The Master Magician

She Ain’t No David Blaine (The Master Magician)

The Master Magician (Charlie N. Holmberg, 2015) is the final novel in Holmberg’s The Paper Magician trilogy. In the same vein as its predecessors, The Master Magician tells a tale of Ceony Twill, apprentice paper magician with a secret that would rock the foundations of magic. But will she spill the beans? Or will she take it to her grave, helpfully being dug by vengeful blood magician Saraj? And most importantly, will she pass her magician’s exam and finally be free of the fear that her forbidden relationship with master Emery Thane (total dreamboat) will be discovered? Unmarked spoilers for the prequels, ahoy!

After having survived a terrible ordeal against the villain Grath which ended with the blood magician’s death by her hands, Ceony is down one friend (see ya, Delilah) but up one Earth-shaking secret: Ceony, and Ceony alone, can switch her magical binding between materials.

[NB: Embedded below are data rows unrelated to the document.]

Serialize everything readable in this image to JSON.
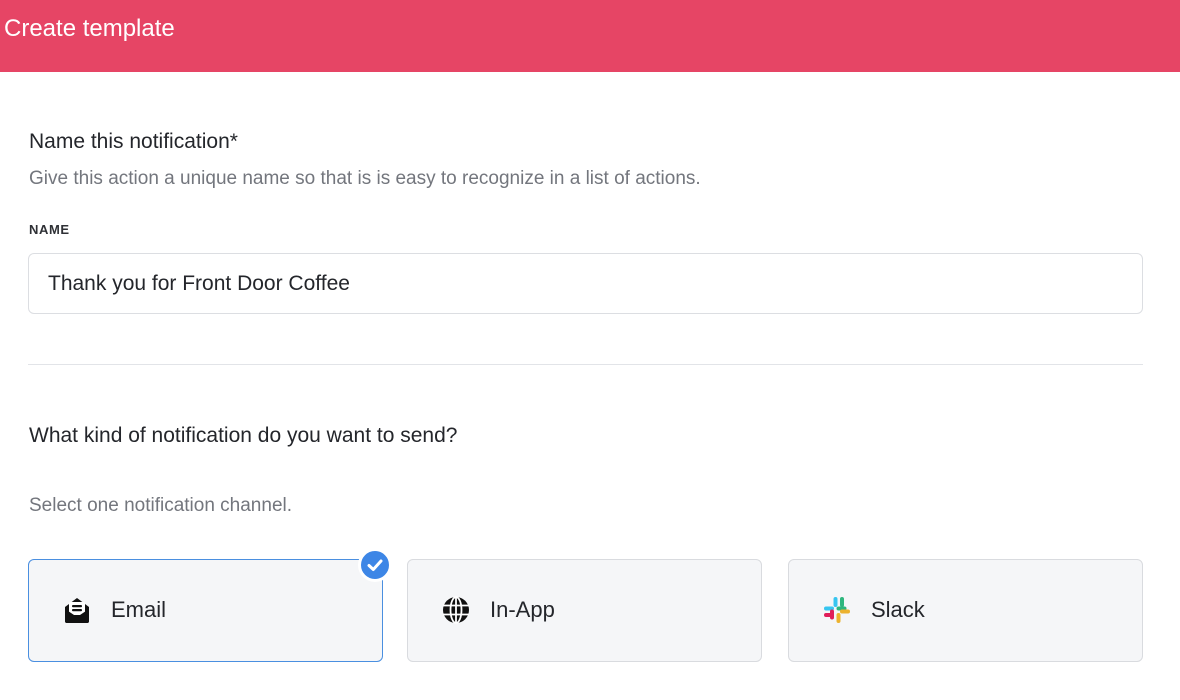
{
  "header": {
    "title": "Create template"
  },
  "name_section": {
    "title": "Name this notification*",
    "description": "Give this action a unique name so that is is easy to recognize in a list of actions.",
    "field_label": "NAME",
    "field_value": "Thank you for Front Door Coffee"
  },
  "channel_section": {
    "title": "What kind of notification do you want to send?",
    "description": "Select one notification channel.",
    "options": [
      {
        "label": "Email",
        "icon": "email-envelope-icon",
        "selected": true
      },
      {
        "label": "In-App",
        "icon": "globe-icon",
        "selected": false
      },
      {
        "label": "Slack",
        "icon": "slack-icon",
        "selected": false
      }
    ]
  },
  "colors": {
    "header": "#e64565",
    "selected_border": "#4a8fe0",
    "check_badge": "#3d86e6"
  }
}
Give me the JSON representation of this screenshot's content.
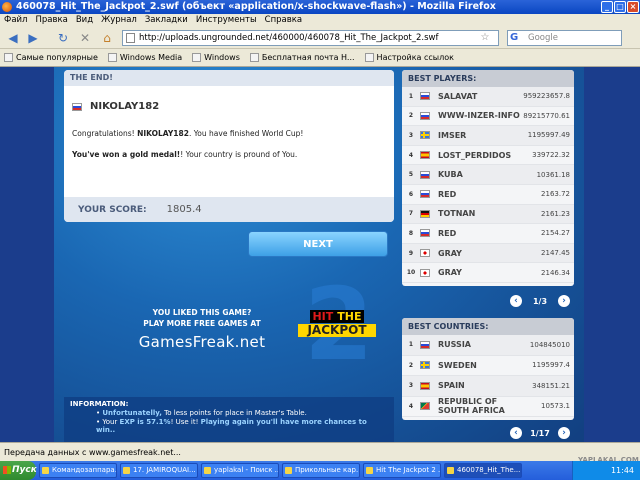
{
  "window": {
    "title": "460078_Hit_The_Jackpot_2.swf (объект «application/x-shockwave-flash») - Mozilla Firefox"
  },
  "menu": [
    "Файл",
    "Правка",
    "Вид",
    "Журнал",
    "Закладки",
    "Инструменты",
    "Справка"
  ],
  "navbar": {
    "url": "http://uploads.ungrounded.net/460000/460078_Hit_The_Jackpot_2.swf",
    "search_placeholder": "Google"
  },
  "bookmarks": [
    "Самые популярные",
    "Windows Media",
    "Windows",
    "Бесплатная почта H...",
    "Настройка ссылок"
  ],
  "game": {
    "end_header": "THE END!",
    "player": "NIKOLAY182",
    "msg_congrats_prefix": "Congratulations!",
    "msg_congrats_name": "NIKOLAY182",
    "msg_congrats_suffix": ". You have finished World Cup!",
    "msg_gold_bold": "You've won a gold medal!",
    "msg_gold_rest": "! Your country is pround of You.",
    "score_label": "YOUR SCORE:",
    "score_value": "1805.4",
    "next_label": "NEXT",
    "promo_line1": "YOU LIKED THIS GAME?",
    "promo_line2": "PLAY MORE FREE GAMES AT",
    "promo_site": "GamesFreak.net",
    "logo_number": "2",
    "logo_hit": "HIT",
    "logo_the": "THE",
    "logo_jackpot": "JACKPOT",
    "info_title": "INFORMATION:",
    "info_1_bold": "Unfortunatelly,",
    "info_1_rest": " To less points for place in Master's Table.",
    "info_2_pre": "Your ",
    "info_2_exp": "EXP is 57.1%",
    "info_2_mid": "! Use it! ",
    "info_2_bold": "Playing again you'll have more chances to win..",
    "best_players_header": "BEST PLAYERS:",
    "best_players": [
      {
        "rank": "1",
        "flag": "ru",
        "name": "SALAVAT",
        "score": "959223657.8"
      },
      {
        "rank": "2",
        "flag": "ru",
        "name": "WWW-INZER-INFO",
        "score": "89215770.61"
      },
      {
        "rank": "3",
        "flag": "se",
        "name": "IMSER",
        "score": "1195997.49"
      },
      {
        "rank": "4",
        "flag": "es",
        "name": "LOST_PERDIDOS",
        "score": "339722.32"
      },
      {
        "rank": "5",
        "flag": "ru",
        "name": "KUBA",
        "score": "10361.18"
      },
      {
        "rank": "6",
        "flag": "ru",
        "name": "RED",
        "score": "2163.72"
      },
      {
        "rank": "7",
        "flag": "de",
        "name": "TOTNAN",
        "score": "2161.23"
      },
      {
        "rank": "8",
        "flag": "ru",
        "name": "RED",
        "score": "2154.27"
      },
      {
        "rank": "9",
        "flag": "jp",
        "name": "GRAY",
        "score": "2147.45"
      },
      {
        "rank": "10",
        "flag": "jp",
        "name": "GRAY",
        "score": "2146.34"
      }
    ],
    "players_page": "1/3",
    "best_countries_header": "BEST COUNTRIES:",
    "best_countries": [
      {
        "rank": "1",
        "flag": "ru",
        "name": "RUSSIA",
        "score": "104845010"
      },
      {
        "rank": "2",
        "flag": "se",
        "name": "SWEDEN",
        "score": "1195997.4"
      },
      {
        "rank": "3",
        "flag": "es",
        "name": "SPAIN",
        "score": "348151.21"
      },
      {
        "rank": "4",
        "flag": "za",
        "name": "REPUBLIC OF SOUTH AFRICA",
        "score": "10573.1"
      }
    ],
    "countries_page": "1/17"
  },
  "status": {
    "text": "Передача данных с www.gamesfreak.net...",
    "watermark": "YAPLAKAL.COM"
  },
  "taskbar": {
    "start": "Пуск",
    "tasks": [
      "Командозаппара...",
      "17. JAMIROQUAI...",
      "yaplakal - Поиск ...",
      "Прикольные кар...",
      "Hit The Jackpot 2 ...",
      "460078_Hit_The..."
    ],
    "clock": "11:44"
  }
}
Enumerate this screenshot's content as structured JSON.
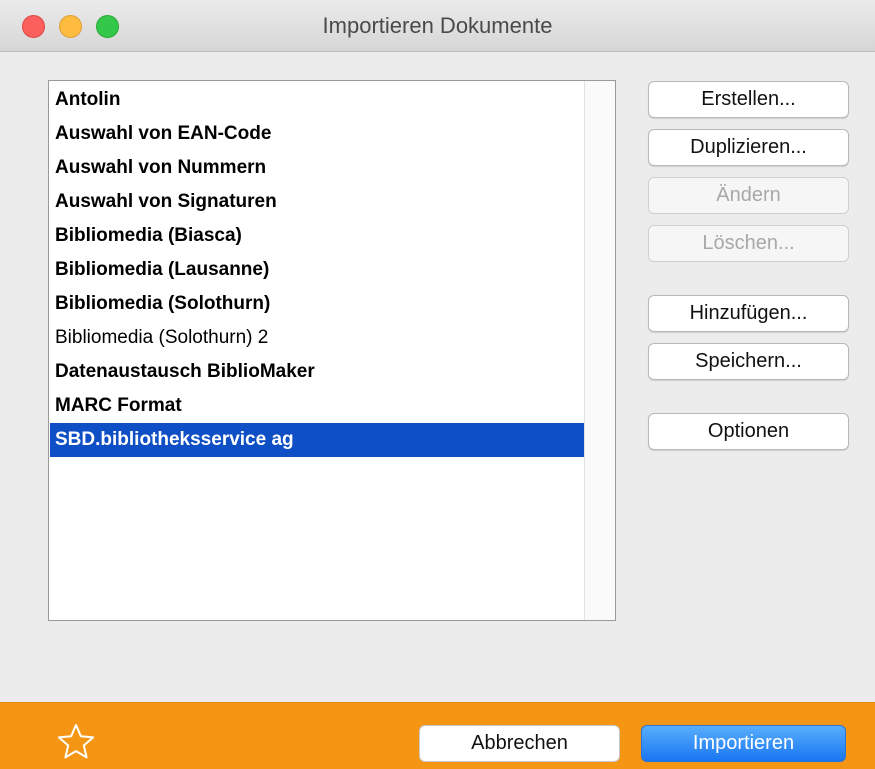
{
  "window": {
    "title": "Importieren Dokumente"
  },
  "list": {
    "items": [
      {
        "label": "Antolin",
        "bold": true
      },
      {
        "label": "Auswahl von EAN-Code",
        "bold": true
      },
      {
        "label": "Auswahl von Nummern",
        "bold": true
      },
      {
        "label": "Auswahl von Signaturen",
        "bold": true
      },
      {
        "label": "Bibliomedia (Biasca)",
        "bold": true
      },
      {
        "label": "Bibliomedia (Lausanne)",
        "bold": true
      },
      {
        "label": "Bibliomedia (Solothurn)",
        "bold": true
      },
      {
        "label": "Bibliomedia (Solothurn) 2",
        "bold": false
      },
      {
        "label": "Datenaustausch BiblioMaker",
        "bold": true
      },
      {
        "label": "MARC Format",
        "bold": true
      },
      {
        "label": "SBD.bibliotheksservice ag",
        "bold": true,
        "selected": true
      }
    ]
  },
  "buttons": {
    "create": "Erstellen...",
    "duplicate": "Duplizieren...",
    "edit": "Ändern",
    "delete": "Löschen...",
    "add": "Hinzufügen...",
    "save": "Speichern...",
    "options": "Optionen"
  },
  "footer": {
    "cancel": "Abbrechen",
    "import": "Importieren",
    "star_icon": "star-outline-icon"
  },
  "colors": {
    "footer_bg": "#f59514",
    "selection": "#0f4fc5",
    "primary_button": "#1976f2"
  }
}
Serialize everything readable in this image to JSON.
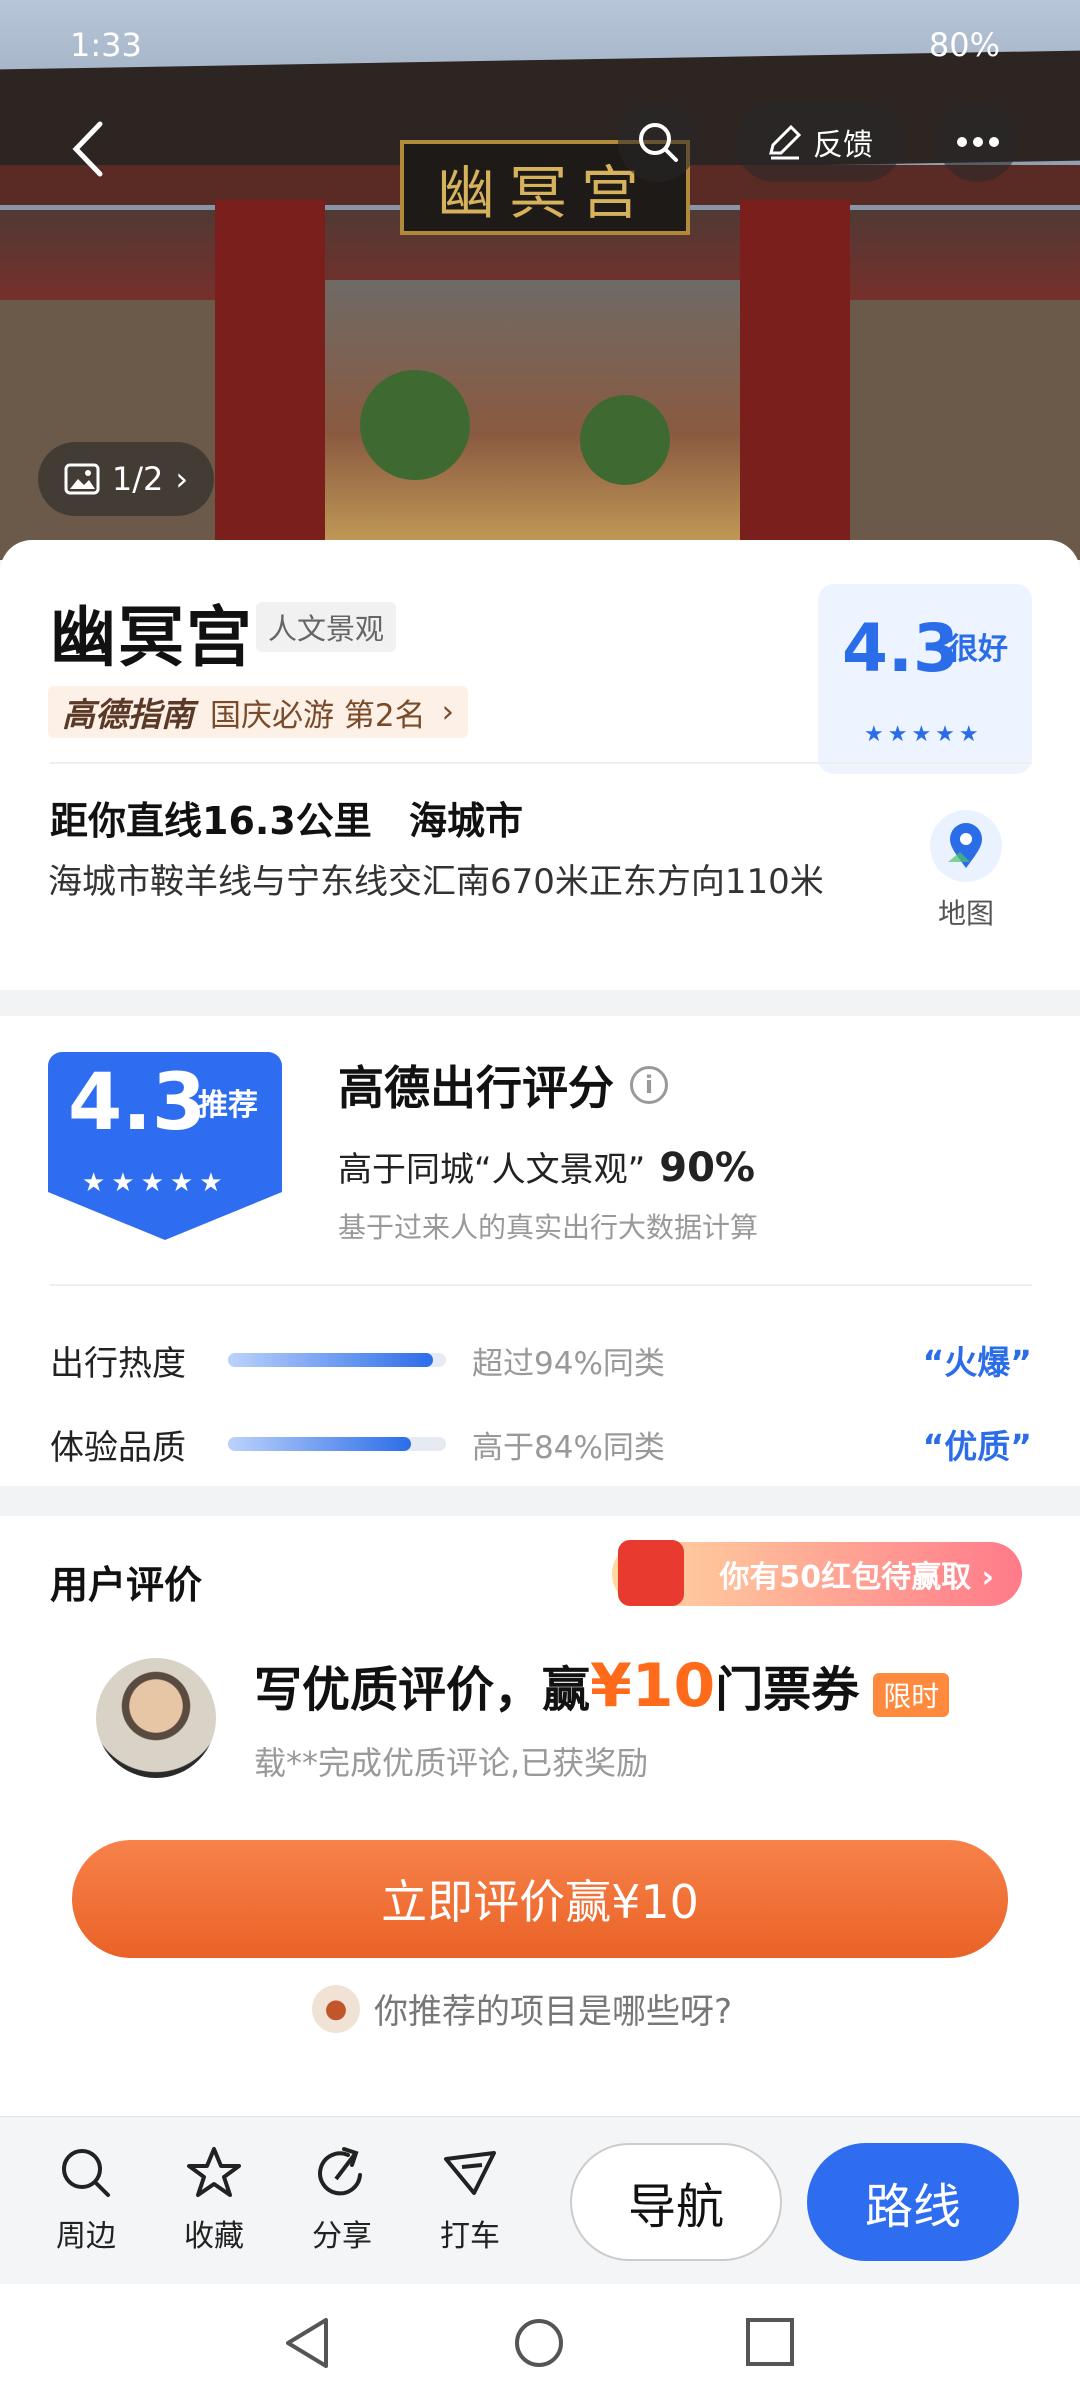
{
  "status": {
    "time": "1:33",
    "battery": "80%"
  },
  "topbar": {
    "feedback_label": "反馈"
  },
  "hero": {
    "photo_counter": "1/2",
    "plaque_text": "幽冥宫"
  },
  "poi": {
    "name": "幽冥宫",
    "category": "人文景观",
    "rank_brand": "高德指南",
    "rank_text": "国庆必游 第2名",
    "score": "4.3",
    "score_word": "很好",
    "stars": "★★★★★",
    "distance": "距你直线16.3公里",
    "city": "海城市",
    "address": "海城市鞍羊线与宁东线交汇南670米正东方向110米",
    "map_label": "地图"
  },
  "rating": {
    "score": "4.3",
    "badge_word": "推荐",
    "stars": "★★★★★",
    "title": "高德出行评分",
    "compare_prefix": "高于同城“人文景观”",
    "compare_value": "90%",
    "basis": "基于过来人的真实出行大数据计算",
    "metrics": [
      {
        "label": "出行热度",
        "text": "超过94%同类",
        "tag": "“火爆”",
        "fill": 0.94
      },
      {
        "label": "体验品质",
        "text": "高于84%同类",
        "tag": "“优质”",
        "fill": 0.84
      }
    ]
  },
  "reviews": {
    "title": "用户评价",
    "redpack": "你有50红包待赢取 ›",
    "promo_prefix": "写优质评价，赢",
    "promo_amount": "¥10",
    "promo_suffix": "门票券",
    "limit_tag": "限时",
    "promo_sub": "载**完成优质评论,已获奖励",
    "cta": "立即评价赢¥10",
    "question": "你推荐的项目是哪些呀?"
  },
  "bottom": {
    "tools": [
      {
        "label": "周边",
        "icon": "search-icon"
      },
      {
        "label": "收藏",
        "icon": "star-icon"
      },
      {
        "label": "分享",
        "icon": "share-icon"
      },
      {
        "label": "打车",
        "icon": "taxi-icon"
      }
    ],
    "nav": "导航",
    "route": "路线"
  }
}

No longer limited to being a mere Folder — a paper magician — Ceony controls unbelievable power.

Due to fears that Ceony would be treated as a second-rate magician all her life if tested by Emery, he sends her to study under Magician Pritwin Bailey, an eminent Folder whom Emery used to bully back in school. This goes about as well as you might expect. But as is pointed out in the novel, no one’s going to accuse her of being a favoured student after being tested by such a potentially biased magician.

Meanwhile Saraj, the blood magician captured by Emery in the previous novel, has escaped custody and is trouncing around England doing blood magician-y things and being generally rude. But is he out for revenge, or simply trying to escape recapture?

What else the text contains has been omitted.